她回魂,急切道:「稟皇后,無容尚有患者在竹林外等待醫治,宮中延宕數月,無容已然過意不去。」
「那還不容易,本宮派兩名御醫,到你的竹林小屋為百姓看診。曲姑娘該知道本宮看重你,千萬別讓本宮失望,玉寧公主懷的,可是本宮的小金孫。」
這是命令,不是請求,沒有人可以對高高在上的皇后說不。
皇帝點頭,「就這樣了,來人,賜曲無容黃金萬兩,絹綢三千匹,並匾額一塊,上面鐫刻『御用神醫』。」
曲無容無奈,卻不能不低頭謝恩,心底已開始盤算起,如何避掉與玉寧公主照面。
出殿時,冷剛已在外等候,他迎上前,主動勾住無容的腰際,讓她靠入自己胸前。他知,姑娘累得站不直了。
曲無容道:「回竹林吧!」
「是。」冷剛轉身,就要帶她離開。
「曲姑娘,請留步。」
宇淵追出來,看見曲無容和冷剛的親密,很礙眼,礙眼得他的心沉甸甸。
「靖遠侯有事?」冷剛問。曲無容疲態已現,明兒個怕又要發燒了,他得快點將她帶回家。
「那不是姑娘的臉。」他放低音量靠近他們說。
「你?!」曲無容和冷剛震驚。
「我見過你的真面目,無刀無痕,美艷動人,你可知欺君罔上,該當何罪?」
他知道自己態度惡劣,近乎無賴小人,可是他心急,她不在朝為官,不知欺君下場有多嚴重。
「你在恐嚇我?」曲無容淡聲問。
「我但願自己不是。

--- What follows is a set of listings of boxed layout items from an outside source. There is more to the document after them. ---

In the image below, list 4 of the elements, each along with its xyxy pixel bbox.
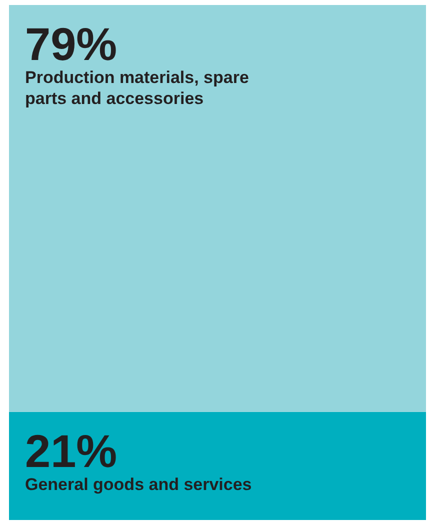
data-label: 21% <box>25 424 118 477</box>
data-label: 79% <box>25 18 118 70</box>
series-label: General goods and services <box>25 474 252 494</box>
series-label: Production materials, spare parts and accessories <box>25 68 249 108</box>
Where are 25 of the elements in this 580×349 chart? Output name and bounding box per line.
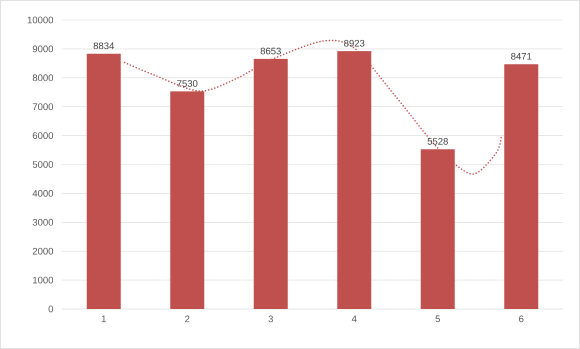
x-tick-label: 2 <box>185 316 190 322</box>
data-label: 8471 <box>511 52 532 60</box>
data-label: 8653 <box>260 48 281 54</box>
data-label: 8834 <box>94 42 114 50</box>
y-tick-label: 0 <box>48 306 54 312</box>
data-label: 5528 <box>428 138 448 145</box>
x-tick-label: 1 <box>102 316 106 322</box>
y-tick-label: 7000 <box>32 103 54 110</box>
x-tick-label: 4 <box>352 316 357 322</box>
data-label: 8923 <box>344 40 364 47</box>
y-tick-label: 9000 <box>32 46 54 52</box>
y-tick-label: 3000 <box>32 218 54 226</box>
y-tick-label: 1000 <box>33 276 54 284</box>
y-tick-label: 5000 <box>32 161 54 168</box>
y-tick-label: 10000 <box>28 16 54 24</box>
bar <box>504 64 538 309</box>
y-tick-label: 4000 <box>32 190 54 197</box>
x-tick-label: 5 <box>435 316 440 322</box>
data-label: 7530 <box>177 80 198 87</box>
y-tick-label: 6000 <box>32 132 54 139</box>
y-tick-label: 2000 <box>32 248 54 255</box>
y-tick-label: 8000 <box>32 74 54 82</box>
x-tick-label: 3 <box>268 316 273 322</box>
bar <box>86 54 121 309</box>
x-tick-label: 6 <box>519 316 524 322</box>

」他不想惹火她,偏又惹火她。
「你想要什麼?」她的胸口起伏不定,亂糟糟的思緒理不出言語,她還想不出該拿他怎麼辦。
她居然問他想要什麼?他什麼都不要,只要她平安!
霍地,冷剛作主,伸手點過曲無容的睡穴。
宇淵一把抓起他的手問:「你想對曲姑娘做什麼?」
兩招推移擒拿互擊,曲無容昏睡在對方懷裡,宇淵不敢下重手,一掌,冷剛逼退他。
打橫抱起姑娘,他冷冷拋下一句:「現下是姑娘休憩的時辰,你別來打擾她。」
說著,他邁開腳步,走出後宮。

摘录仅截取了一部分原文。